In the interview, he acknowledges making mistakes but also blamed the government for ignoring the demobilized rebels. Speaking from a waterside slum in Tumaco as helicopters from the nearby army base flew overhead, Araujo said: "They promised to generate jobs and education but we are still waiting."
Other places transitioning from war to peace have faced similar problems. From Nicaragua to Northern Ireland, a small percentage of demobilized guerrillas and paramilitary forces have rejected peace accords and rearmed, at least temporarily.
Colombia's 300-page peace treaty is one of the most ambitious because it goes far beyond the initial task of disarming the guerrillas. It has allowed the FARC to set up a legal political party while its commanders can avoid prison if they tell the truth about kidnappings, massacres and other war crimes.
For former rebel foot soldiers, meanwhile, the treaty mandates temporary monthly cash stipends, job training and education. The government also promised to protect them from revenge killings and to build roads, schools and hospitals in regions once controlled by the rebels.
In a report last year, the University of Notre Dame's Kroc Institute for International Peace Studies, which monitors peace agreements in 34 countries, described the level of treaty compliance in Colombia as "comparable to other comprehensive peace agreements."
But both the government and the FARC have been derelict in some of their duties.
Many former rebel leaders have refused to cooperate with a special transitional justice court. The government, in turn, has been slow on its commitment to build roads, schools and hospitals in former rebel territory. And although government bodyguards accompany some former rebels, about 200 have been killed, according to a United Nations team monitoring Colombia's peace process, often in revenge killings since the peace treaty was signed.
The most high-profile former FARC commander to rearm is Luciano Marín — better known by his nom de guerre, Iván Márquez — who spent four years in Cuba negotiating the peace treaty with Colombian government envoys.

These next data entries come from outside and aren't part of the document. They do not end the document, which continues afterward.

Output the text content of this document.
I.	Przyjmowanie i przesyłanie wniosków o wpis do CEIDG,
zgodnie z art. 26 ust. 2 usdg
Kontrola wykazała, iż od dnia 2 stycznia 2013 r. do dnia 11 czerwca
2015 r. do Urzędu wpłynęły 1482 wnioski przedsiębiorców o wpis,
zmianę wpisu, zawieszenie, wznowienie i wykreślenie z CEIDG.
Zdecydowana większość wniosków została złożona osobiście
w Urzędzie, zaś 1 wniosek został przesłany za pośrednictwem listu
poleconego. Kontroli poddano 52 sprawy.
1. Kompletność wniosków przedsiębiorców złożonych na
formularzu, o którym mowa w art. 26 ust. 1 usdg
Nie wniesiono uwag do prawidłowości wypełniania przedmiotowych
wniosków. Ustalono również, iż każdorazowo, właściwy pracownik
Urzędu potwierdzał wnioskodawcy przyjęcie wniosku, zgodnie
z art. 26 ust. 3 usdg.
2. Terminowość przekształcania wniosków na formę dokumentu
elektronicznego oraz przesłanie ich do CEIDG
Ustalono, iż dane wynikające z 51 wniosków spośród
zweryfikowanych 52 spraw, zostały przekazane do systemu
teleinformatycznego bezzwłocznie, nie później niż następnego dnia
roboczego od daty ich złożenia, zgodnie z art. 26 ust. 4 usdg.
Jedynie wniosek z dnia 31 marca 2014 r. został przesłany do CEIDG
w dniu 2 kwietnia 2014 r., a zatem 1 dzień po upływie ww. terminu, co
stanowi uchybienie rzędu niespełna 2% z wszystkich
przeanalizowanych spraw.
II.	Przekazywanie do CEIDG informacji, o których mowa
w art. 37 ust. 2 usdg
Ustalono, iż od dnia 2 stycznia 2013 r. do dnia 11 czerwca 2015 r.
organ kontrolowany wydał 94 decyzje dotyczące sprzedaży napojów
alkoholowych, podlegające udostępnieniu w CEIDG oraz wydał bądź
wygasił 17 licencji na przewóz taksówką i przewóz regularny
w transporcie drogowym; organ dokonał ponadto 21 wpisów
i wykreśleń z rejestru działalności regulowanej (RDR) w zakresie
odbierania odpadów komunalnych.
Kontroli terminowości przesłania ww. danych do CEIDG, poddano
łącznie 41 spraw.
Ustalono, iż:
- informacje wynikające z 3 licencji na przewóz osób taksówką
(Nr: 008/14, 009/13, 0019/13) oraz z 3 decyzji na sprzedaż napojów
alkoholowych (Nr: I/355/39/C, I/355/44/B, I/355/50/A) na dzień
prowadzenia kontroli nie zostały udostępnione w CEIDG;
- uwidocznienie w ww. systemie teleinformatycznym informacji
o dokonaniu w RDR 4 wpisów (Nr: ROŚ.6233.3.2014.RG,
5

In a video released last year, Márquez — dressed in combat fatigues and surrounded by rifle-toting colleagues — declared: "The guerrilla struggle continues because the government has betrayed the peace accord."

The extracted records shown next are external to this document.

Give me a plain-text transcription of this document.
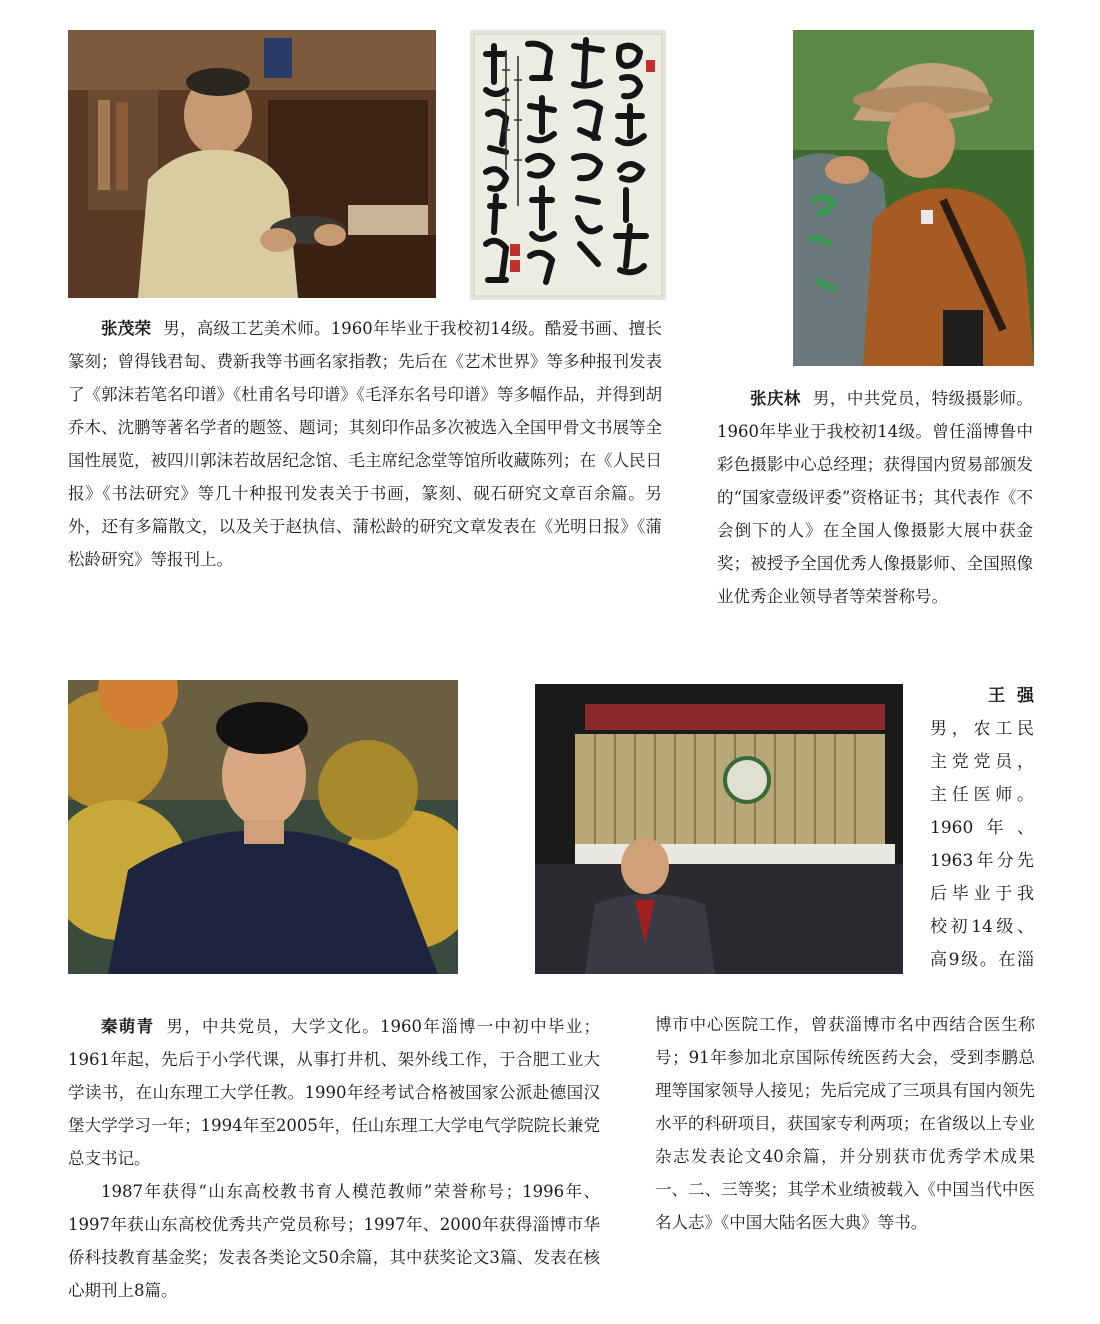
张茂荣 男，高级工艺美术师。1960年毕业于我校初14级。酷爱书画、擅长篆刻；曾得钱君匋、费新我等书画名家指教；先后在《艺术世界》等多种报刊发表了《郭沫若笔名印谱》《杜甫名号印谱》《毛泽东名号印谱》等多幅作品，并得到胡乔木、沈鹏等著名学者的题签、题词；其刻印作品多次被选入全国甲骨文书展等全国性展览，被四川郭沫若故居纪念馆、毛主席纪念堂等馆所收藏陈列；在《人民日报》《书法研究》等几十种报刊发表关于书画，篆刻、砚石研究文章百余篇。另外，还有多篇散文，以及关于赵执信、蒲松龄的研究文章发表在《光明日报》《蒲松龄研究》等报刊上。

张庆林 男，中共党员，特级摄影师。1960年毕业于我校初14级。曾任淄博鲁中彩色摄影中心总经理；获得国内贸易部颁发的“国家壹级评委”资格证书；其代表作《不会倒下的人》在全国人像摄影大展中获金奖；被授予全国优秀人像摄影师、全国照像业优秀企业领导者等荣誉称号。

王  强
男，农工民
主党党员，
主任医师。
1960年、
1963年分先
后毕业于我
校初14级、
高9级。在淄

秦萌青 男，中共党员，大学文化。1960年淄博一中初中毕业；1961年起，先后于小学代课，从事打井机、架外线工作，于合肥工业大学读书，在山东理工大学任教。1990年经考试合格被国家公派赴德国汉堡大学学习一年；1994年至2005年，任山东理工大学电气学院院长兼党总支书记。

1987年获得“山东高校教书育人模范教师”荣誉称号；1996年、1997年获山东高校优秀共产党员称号；1997年、2000年获得淄博市华侨科技教育基金奖；发表各类论文50余篇，其中获奖论文3篇、发表在核心期刊上8篇。

博市中心医院工作，曾获淄博市名中西结合医生称号；91年参加北京国际传统医药大会，受到李鹏总理等国家领导人接见；先后完成了三项具有国内领先水平的科研项目，获国家专利两项；在省级以上专业杂志发表论文40余篇，并分别获市优秀学术成果一、二、三等奖；其学术业绩被载入《中国当代中医名人志》《中国大陆名医大典》等书。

Still, Márquez may have had other motives for rearming. Although he was given a temporary seat in Colombia's senate under the peace accord, he never showed up to be sworn in and went into hiding in 2018 when his nephew was extradited to the U.S. on drug smuggling charges. Soon after, the U.S. State Department revealed that Márquez himself was under investigation for cocaine trafficking.

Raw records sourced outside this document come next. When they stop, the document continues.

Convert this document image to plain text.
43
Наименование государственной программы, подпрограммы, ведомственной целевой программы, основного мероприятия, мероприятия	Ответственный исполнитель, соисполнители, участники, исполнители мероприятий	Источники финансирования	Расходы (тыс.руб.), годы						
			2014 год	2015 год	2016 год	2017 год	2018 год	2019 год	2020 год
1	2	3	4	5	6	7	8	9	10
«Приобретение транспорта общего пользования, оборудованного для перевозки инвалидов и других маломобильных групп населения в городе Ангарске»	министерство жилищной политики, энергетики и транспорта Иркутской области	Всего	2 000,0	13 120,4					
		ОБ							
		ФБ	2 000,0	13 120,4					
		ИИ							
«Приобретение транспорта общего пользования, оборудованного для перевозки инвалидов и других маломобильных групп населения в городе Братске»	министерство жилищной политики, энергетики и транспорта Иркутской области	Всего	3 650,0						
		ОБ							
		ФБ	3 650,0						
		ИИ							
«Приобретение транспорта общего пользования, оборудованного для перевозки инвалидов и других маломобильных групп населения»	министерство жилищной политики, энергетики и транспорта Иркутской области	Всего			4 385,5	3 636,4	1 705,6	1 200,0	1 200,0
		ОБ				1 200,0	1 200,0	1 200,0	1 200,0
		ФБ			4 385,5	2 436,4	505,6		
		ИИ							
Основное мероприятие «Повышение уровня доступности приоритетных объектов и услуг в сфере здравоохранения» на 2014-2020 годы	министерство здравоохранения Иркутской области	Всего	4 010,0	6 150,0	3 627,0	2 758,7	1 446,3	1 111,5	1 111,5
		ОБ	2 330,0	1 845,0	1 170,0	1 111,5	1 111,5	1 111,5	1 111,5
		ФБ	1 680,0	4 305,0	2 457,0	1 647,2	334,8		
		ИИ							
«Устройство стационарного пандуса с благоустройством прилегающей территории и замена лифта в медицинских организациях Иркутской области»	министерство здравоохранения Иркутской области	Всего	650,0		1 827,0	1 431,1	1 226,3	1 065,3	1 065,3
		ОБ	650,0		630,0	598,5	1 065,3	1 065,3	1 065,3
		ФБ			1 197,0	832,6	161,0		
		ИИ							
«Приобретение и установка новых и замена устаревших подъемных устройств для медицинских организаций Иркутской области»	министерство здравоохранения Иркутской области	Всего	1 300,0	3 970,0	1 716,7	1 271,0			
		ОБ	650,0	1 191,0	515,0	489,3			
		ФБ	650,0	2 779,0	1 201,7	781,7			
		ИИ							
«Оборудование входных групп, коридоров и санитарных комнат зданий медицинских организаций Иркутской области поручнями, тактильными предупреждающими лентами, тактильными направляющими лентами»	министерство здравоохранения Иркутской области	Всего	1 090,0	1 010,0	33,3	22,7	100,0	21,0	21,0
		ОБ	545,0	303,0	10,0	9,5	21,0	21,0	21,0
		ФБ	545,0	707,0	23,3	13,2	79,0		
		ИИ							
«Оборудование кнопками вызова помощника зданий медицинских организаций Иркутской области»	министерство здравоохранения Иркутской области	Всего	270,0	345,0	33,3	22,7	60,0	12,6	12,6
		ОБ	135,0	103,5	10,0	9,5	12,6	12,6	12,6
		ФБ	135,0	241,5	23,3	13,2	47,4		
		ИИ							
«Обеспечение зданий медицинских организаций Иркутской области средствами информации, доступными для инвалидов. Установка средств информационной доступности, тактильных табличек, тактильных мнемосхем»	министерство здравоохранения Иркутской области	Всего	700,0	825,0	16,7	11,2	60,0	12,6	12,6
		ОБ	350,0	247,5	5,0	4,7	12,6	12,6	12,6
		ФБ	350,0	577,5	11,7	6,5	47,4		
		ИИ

Amid the coronavirus lockdown, cocaine production in some areas of Colombia are being squeezed while flight cancellations and border closures have made life more difficult for smugglers, according to a new U.N. report. But noting major seizures at European ports, the report said that cocaine is increasingly being moved by sea and that "the trafficking of large shipments of cocaine is still ongoing."
One cog in this drug supply chain is Huber, the former FARC fighter in Tumaco who gave up on the peace process. Several factors prompted his conclusion that life as a civilian wasn't working. A high school dropout, he had few job qualifications. He also received threats for having worked for 10 years securing food, medicine and ammunition for the guerrillas.
So Huber and several other ex-FARC members formed a new armed group called the Alfonso Cano Western Block, in honor of a former top rebel commander. In a brief interview, Huber, who wore civilian clothes and was unarmed, described the new organization as a self-defense group.
But Colombian officials call it a drug-trafficking gang and have issued a warrant for Huber's arrest.
"A lot of it comes down to the lack of opportunity and the lure of the drug trade," said Kyle Johnson, who spent months in Tumaco interviewing rearmed rebels for the International Crisis Group. "That leaves a lot of people with one foot in the peace process and one foot in the drug trade."